Credit: Macmillan South Africa

The regenerative and self-renewal capacity of stem cells decline with age. A study published in Nature now shows that an age-dependent change in fibroblast growth factor (FGF) signalling in the muscle stem cell niche affects stem cell quiescence and is responsible for the decline in stem cell function.

Satellite cells have the capacity to self-renew and function as a stem cell population that is essential for the repair and homeostatic maintenance of skeletal muscle. They are located along the length of muscle fibres, and this close association maintains satellite cell quiescence and function. Thus, the muscle fibre is considered to be a component of the satellite stem cell niche. During ageing, the regenerative capacity of muscle cells declines because of a decrease in satellite cell function and also because of a reduction in satellite cell numbers. Brack and colleagues set out to investigate how ageing affects the satellite cell niche and how this might have an impact on satellite cell function.

As the quiescent state (a reversible state of proliferation arrest) is known to be important for the maintenance of adult stem cell numbers and function, the authors first investigated whether this state is disrupted in aged satellite cells. When analysing transgenic mice in which a histone H2B–GFP reporter that marks dividing cells was transiently induced, they found that the GFP signal diluted more rapidly in satellite cells of aged mice compared with cells from adult mice. This suggested that aged satellite cells spend less time in a quiescent state. This was confirmed by lower expression levels of sprouty 1 (Spry1), a quiescence marker, and higher expression levels of MyoD, a marker for cycling satellite cells, in these cells.

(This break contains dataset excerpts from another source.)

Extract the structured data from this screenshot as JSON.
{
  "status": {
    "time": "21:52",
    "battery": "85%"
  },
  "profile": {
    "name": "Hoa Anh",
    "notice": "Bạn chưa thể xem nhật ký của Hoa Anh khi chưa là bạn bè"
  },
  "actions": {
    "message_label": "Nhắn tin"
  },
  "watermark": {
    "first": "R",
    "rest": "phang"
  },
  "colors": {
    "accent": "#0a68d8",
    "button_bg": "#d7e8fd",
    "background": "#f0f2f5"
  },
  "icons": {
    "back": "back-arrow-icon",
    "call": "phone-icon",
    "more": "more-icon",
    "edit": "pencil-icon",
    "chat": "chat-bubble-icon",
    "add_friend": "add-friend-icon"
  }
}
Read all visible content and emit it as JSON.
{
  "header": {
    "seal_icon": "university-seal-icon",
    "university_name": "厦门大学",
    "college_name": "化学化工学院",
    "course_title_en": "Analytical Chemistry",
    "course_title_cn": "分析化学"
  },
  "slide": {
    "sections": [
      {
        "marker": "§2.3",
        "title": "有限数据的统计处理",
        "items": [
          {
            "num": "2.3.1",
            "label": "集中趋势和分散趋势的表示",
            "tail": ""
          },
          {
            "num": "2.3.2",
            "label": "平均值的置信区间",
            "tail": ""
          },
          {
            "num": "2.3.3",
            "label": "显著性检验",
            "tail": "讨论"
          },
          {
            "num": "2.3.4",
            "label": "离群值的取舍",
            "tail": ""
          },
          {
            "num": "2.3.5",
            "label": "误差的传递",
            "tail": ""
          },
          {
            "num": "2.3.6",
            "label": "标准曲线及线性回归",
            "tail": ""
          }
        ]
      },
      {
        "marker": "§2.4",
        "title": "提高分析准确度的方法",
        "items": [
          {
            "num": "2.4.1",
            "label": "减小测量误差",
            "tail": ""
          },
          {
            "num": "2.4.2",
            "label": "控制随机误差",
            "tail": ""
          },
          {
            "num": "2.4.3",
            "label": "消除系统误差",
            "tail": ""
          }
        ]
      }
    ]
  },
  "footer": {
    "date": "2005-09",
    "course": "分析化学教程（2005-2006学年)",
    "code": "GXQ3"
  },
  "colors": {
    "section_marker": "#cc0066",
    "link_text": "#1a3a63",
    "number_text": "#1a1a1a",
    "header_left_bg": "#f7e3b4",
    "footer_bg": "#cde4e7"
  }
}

an increase in FGF2 signalling from the ageing niche ... causes a decline in satellite cell function

Next, the authors investigated how loss of quiescence might affect satellite cell function. Interestingly, when transplanted into adult wild-type mice, aged satellite cells were gradually lost from the satellite cell compartment. Aged cells also progressively lost markers of self-renewal and gained differentiation markers such as myogenin. Thus, aged satellite cells seem to lose their self-renewal capacity after cell cycle entry in a cell-autonomous manner.

The authors then determined whether the loss of quiescence and progressive loss of satellite cells were due to changes in the ageing niche. FGF ligands are potent stimulators of satellite cell mitogenic activity, and expression of Fgf2 was substantially increased in aged muscle fibres. Furthermore, FGF2 accumulated in close proximity to aged satellite cells but was not detected within satellite cells themselves, which suggests that the aged niche is a main source of FGF2. Importantly, the authors showed that soluble extracts from aged fibres induced cell cycle entry in satellite cells, and that this was abolished in the presence of a blocking antibody against FGF2. Thus, increased levels of FGF2 in aged muscle fibres lead to a loss of satellite cell quiescence.

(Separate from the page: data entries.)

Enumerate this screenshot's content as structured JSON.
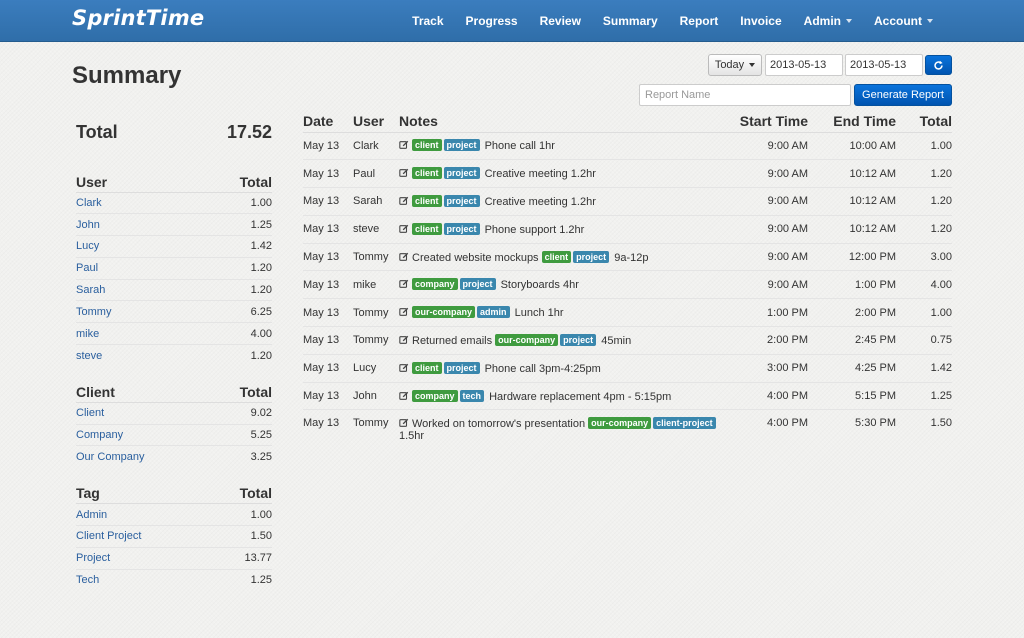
{
  "app": {
    "brand": "SprintTime"
  },
  "nav": [
    {
      "label": "Track",
      "caret": false
    },
    {
      "label": "Progress",
      "caret": false
    },
    {
      "label": "Review",
      "caret": false
    },
    {
      "label": "Summary",
      "caret": false
    },
    {
      "label": "Report",
      "caret": false
    },
    {
      "label": "Invoice",
      "caret": false
    },
    {
      "label": "Admin",
      "caret": true
    },
    {
      "label": "Account",
      "caret": true
    }
  ],
  "page": {
    "title": "Summary"
  },
  "controls": {
    "range_label": "Today",
    "start_date": "2013-05-13",
    "end_date": "2013-05-13",
    "refresh_icon": "refresh-icon",
    "report_name_placeholder": "Report Name",
    "generate_label": "Generate Report"
  },
  "summary": {
    "total_label": "Total",
    "total_value": "17.52",
    "user_table": {
      "heading": "User",
      "total_heading": "Total",
      "rows": [
        {
          "name": "Clark",
          "total": "1.00"
        },
        {
          "name": "John",
          "total": "1.25"
        },
        {
          "name": "Lucy",
          "total": "1.42"
        },
        {
          "name": "Paul",
          "total": "1.20"
        },
        {
          "name": "Sarah",
          "total": "1.20"
        },
        {
          "name": "Tommy",
          "total": "6.25"
        },
        {
          "name": "mike",
          "total": "4.00"
        },
        {
          "name": "steve",
          "total": "1.20"
        }
      ]
    },
    "client_table": {
      "heading": "Client",
      "total_heading": "Total",
      "rows": [
        {
          "name": "Client",
          "total": "9.02"
        },
        {
          "name": "Company",
          "total": "5.25"
        },
        {
          "name": "Our Company",
          "total": "3.25"
        }
      ]
    },
    "tag_table": {
      "heading": "Tag",
      "total_heading": "Total",
      "rows": [
        {
          "name": "Admin",
          "total": "1.00"
        },
        {
          "name": "Client Project",
          "total": "1.50"
        },
        {
          "name": "Project",
          "total": "13.77"
        },
        {
          "name": "Tech",
          "total": "1.25"
        }
      ]
    }
  },
  "entries": {
    "columns": {
      "date": "Date",
      "user": "User",
      "notes": "Notes",
      "start": "Start Time",
      "end": "End Time",
      "total": "Total"
    },
    "colors": {
      "client_tag": "#3f9b3f",
      "project_tag": "#3a87ad"
    },
    "rows": [
      {
        "date": "May 13",
        "user": "Clark",
        "before": "",
        "tags": [
          {
            "text": "client",
            "color": "green"
          },
          {
            "text": "project",
            "color": "blue"
          }
        ],
        "after": "Phone call 1hr",
        "start": "9:00 AM",
        "end": "10:00 AM",
        "total": "1.00"
      },
      {
        "date": "May 13",
        "user": "Paul",
        "before": "",
        "tags": [
          {
            "text": "client",
            "color": "green"
          },
          {
            "text": "project",
            "color": "blue"
          }
        ],
        "after": "Creative meeting 1.2hr",
        "start": "9:00 AM",
        "end": "10:12 AM",
        "total": "1.20"
      },
      {
        "date": "May 13",
        "user": "Sarah",
        "before": "",
        "tags": [
          {
            "text": "client",
            "color": "green"
          },
          {
            "text": "project",
            "color": "blue"
          }
        ],
        "after": "Creative meeting 1.2hr",
        "start": "9:00 AM",
        "end": "10:12 AM",
        "total": "1.20"
      },
      {
        "date": "May 13",
        "user": "steve",
        "before": "",
        "tags": [
          {
            "text": "client",
            "color": "green"
          },
          {
            "text": "project",
            "color": "blue"
          }
        ],
        "after": "Phone support 1.2hr",
        "start": "9:00 AM",
        "end": "10:12 AM",
        "total": "1.20"
      },
      {
        "date": "May 13",
        "user": "Tommy",
        "before": "Created website mockups",
        "tags": [
          {
            "text": "client",
            "color": "green"
          },
          {
            "text": "project",
            "color": "blue"
          }
        ],
        "after": "9a-12p",
        "start": "9:00 AM",
        "end": "12:00 PM",
        "total": "3.00"
      },
      {
        "date": "May 13",
        "user": "mike",
        "before": "",
        "tags": [
          {
            "text": "company",
            "color": "green"
          },
          {
            "text": "project",
            "color": "blue"
          }
        ],
        "after": "Storyboards 4hr",
        "start": "9:00 AM",
        "end": "1:00 PM",
        "total": "4.00"
      },
      {
        "date": "May 13",
        "user": "Tommy",
        "before": "",
        "tags": [
          {
            "text": "our-company",
            "color": "green"
          },
          {
            "text": "admin",
            "color": "blue"
          }
        ],
        "after": "Lunch 1hr",
        "start": "1:00 PM",
        "end": "2:00 PM",
        "total": "1.00"
      },
      {
        "date": "May 13",
        "user": "Tommy",
        "before": "Returned emails",
        "tags": [
          {
            "text": "our-company",
            "color": "green"
          },
          {
            "text": "project",
            "color": "blue"
          }
        ],
        "after": "45min",
        "start": "2:00 PM",
        "end": "2:45 PM",
        "total": "0.75"
      },
      {
        "date": "May 13",
        "user": "Lucy",
        "before": "",
        "tags": [
          {
            "text": "client",
            "color": "green"
          },
          {
            "text": "project",
            "color": "blue"
          }
        ],
        "after": "Phone call 3pm-4:25pm",
        "start": "3:00 PM",
        "end": "4:25 PM",
        "total": "1.42"
      },
      {
        "date": "May 13",
        "user": "John",
        "before": "",
        "tags": [
          {
            "text": "company",
            "color": "green"
          },
          {
            "text": "tech",
            "color": "blue"
          }
        ],
        "after": "Hardware replacement 4pm - 5:15pm",
        "start": "4:00 PM",
        "end": "5:15 PM",
        "total": "1.25"
      },
      {
        "date": "May 13",
        "user": "Tommy",
        "before": "Worked on tomorrow's presentation",
        "tags": [
          {
            "text": "our-company",
            "color": "green"
          },
          {
            "text": "client-project",
            "color": "blue"
          }
        ],
        "after": "1.5hr",
        "start": "4:00 PM",
        "end": "5:30 PM",
        "total": "1.50"
      }
    ]
  }
}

Spry genes are downstream targets and negative feedback regulators of FGF signalling. The authors found that FGF2 specifically inhibited the expression of Spry1 in satellite cells. Moreover, in an aged niche only non-dividing satellite cells were enriched in Spry1 expression, indicating that SPRY1 inhibits FGF signalling from the niche and thereby maintains satellite cell quiescence. Indeed, deletion of Spry1 led to loss of quiescent cells and, conversely, Spry1 overexpression prevented satellite cell depletion.

On the basis of their results, the authors propose a model in which an increase in FGF2 signalling from the ageing niche downregulates Spry1 expression and causes a decline in satellite cell function. Ultimately, this impairs the regenerative capacity of muscle cells, as was seen in injured mice that lacked Spry1. However, what causes the FGF2 increase during ageing remains to be determined.